The last recollection of the Indian’s
deplorable philosophy had passed from Steve’s
mind. His eyes were on the distant encampment.
He had been prepared for some discovery. But
never, in his wildest dreaming, had he anticipated
a white man’s trading post.
It was something amazing. As
far as Steve could reckon they were somewhere within
a hundred miles of the great inland sea. It might
be thirty miles. It might be sixty. He could
not tell. Far as the eye could see there was
little change from what they had been travelling over
for weeks. Appalling wastes of snow, and hill,
and forest, with every here and there a loftier rise
supporting a glacial bed. There were watercourses.
Oh, yes, rivers abounded in that wide, unknown land.
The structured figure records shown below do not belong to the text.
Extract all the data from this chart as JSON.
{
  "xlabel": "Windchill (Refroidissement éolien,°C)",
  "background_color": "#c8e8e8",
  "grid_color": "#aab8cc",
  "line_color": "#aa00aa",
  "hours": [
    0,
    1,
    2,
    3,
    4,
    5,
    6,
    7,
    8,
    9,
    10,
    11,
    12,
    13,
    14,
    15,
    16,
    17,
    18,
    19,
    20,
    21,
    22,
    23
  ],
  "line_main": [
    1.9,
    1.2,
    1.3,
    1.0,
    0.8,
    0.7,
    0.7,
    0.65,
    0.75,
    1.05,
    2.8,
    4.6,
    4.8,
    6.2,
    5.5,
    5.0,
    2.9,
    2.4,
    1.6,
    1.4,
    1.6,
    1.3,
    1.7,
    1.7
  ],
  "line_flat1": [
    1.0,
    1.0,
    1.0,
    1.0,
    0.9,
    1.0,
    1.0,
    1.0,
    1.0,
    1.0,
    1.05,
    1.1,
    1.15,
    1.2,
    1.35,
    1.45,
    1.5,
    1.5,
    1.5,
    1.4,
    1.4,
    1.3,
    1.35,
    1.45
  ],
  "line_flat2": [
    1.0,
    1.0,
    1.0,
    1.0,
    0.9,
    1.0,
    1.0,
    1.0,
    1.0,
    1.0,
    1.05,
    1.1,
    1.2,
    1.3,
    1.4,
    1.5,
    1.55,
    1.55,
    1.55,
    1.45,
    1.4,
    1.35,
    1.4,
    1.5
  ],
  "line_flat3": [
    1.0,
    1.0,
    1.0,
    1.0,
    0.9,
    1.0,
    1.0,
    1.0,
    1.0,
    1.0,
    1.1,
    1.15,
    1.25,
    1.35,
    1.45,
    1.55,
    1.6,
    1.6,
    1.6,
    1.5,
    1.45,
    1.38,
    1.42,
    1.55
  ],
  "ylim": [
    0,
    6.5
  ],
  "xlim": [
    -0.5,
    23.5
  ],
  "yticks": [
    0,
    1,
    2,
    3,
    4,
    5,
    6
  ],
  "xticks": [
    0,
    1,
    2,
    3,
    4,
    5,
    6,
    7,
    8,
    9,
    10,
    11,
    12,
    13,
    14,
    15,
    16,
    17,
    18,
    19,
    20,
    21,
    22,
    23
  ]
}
But they were frozen deeply, and later would, freeze
doubtless to their very beds.
But here was a wide shallow valley
with a high range of hill country densely forest clad
forming its northeastern boundary. The hither
side was formed by the low rising ground over which
they had just passed. The hollow passed away,
narrowing more deeply to the southeast, and lost itself
in the dark depths of a forest. To the north-west
the valley seemed to wander on amidst a labyrinth
of sharp hills, which, in the distance, seemed to
grow loftier and more broken as they merged themselves
into the range Steve believed supported the mysterious
Spire of Unaga.
The point of deepest interest and
wonder was that which lay in the heart of the valley
less than three miles further on. Numberless small
bluffs chequered the open and suggested the parentage
of one which stood out amongst them, wide, and dark,
and lofty. Here there was a long wavering line
of low bush reaching out down the heart of the valley
indicating the course of a river. It was on this
river bank, snuggled against the fringe of the great
pine bluff that a cluster of dome-roofed habitations
were plainly visible.
But the wonder of all stood a short
distance away to the right where the woods came down
towards the river. It was a wide group of buildings
of lateral logs, with log roofs, and surrounded by
a stockade of similar material. The touch of
the white man’s hand was unmistakable. No
race of northern Indians or Eskimo could have built
such a place.
They sped on over the snow unconscious
of the increase of their speed. And as they approached
each man realized the same thought. There was
no sign of life anywhere. There was not even
a prowling dog to be seen searching amongst the refuse
of the encampment.
As they drew nearer they failed to
discover any addition to the solitary track they were
following. It was curious. It was almost
ominous. But its significance was lost in the
thought that here at least was shelter for themselves
against the real winter yet to come.
They reached the banks of the river.
It was a good-sized creek frozen solid, and already
deep buried under snow. Without a pause they crossed
to the other side and broke their way through the scrubby
snow-laden bush on the opposite bank.
“Hello!”
The two men came to an abrupt halt.
They were confronting a small child of perhaps five
or six years. He was clad in furs from head to
foot. A pretty, robust, white-skinned child,
wide-eyed, and smiling his frankly cordial greeting.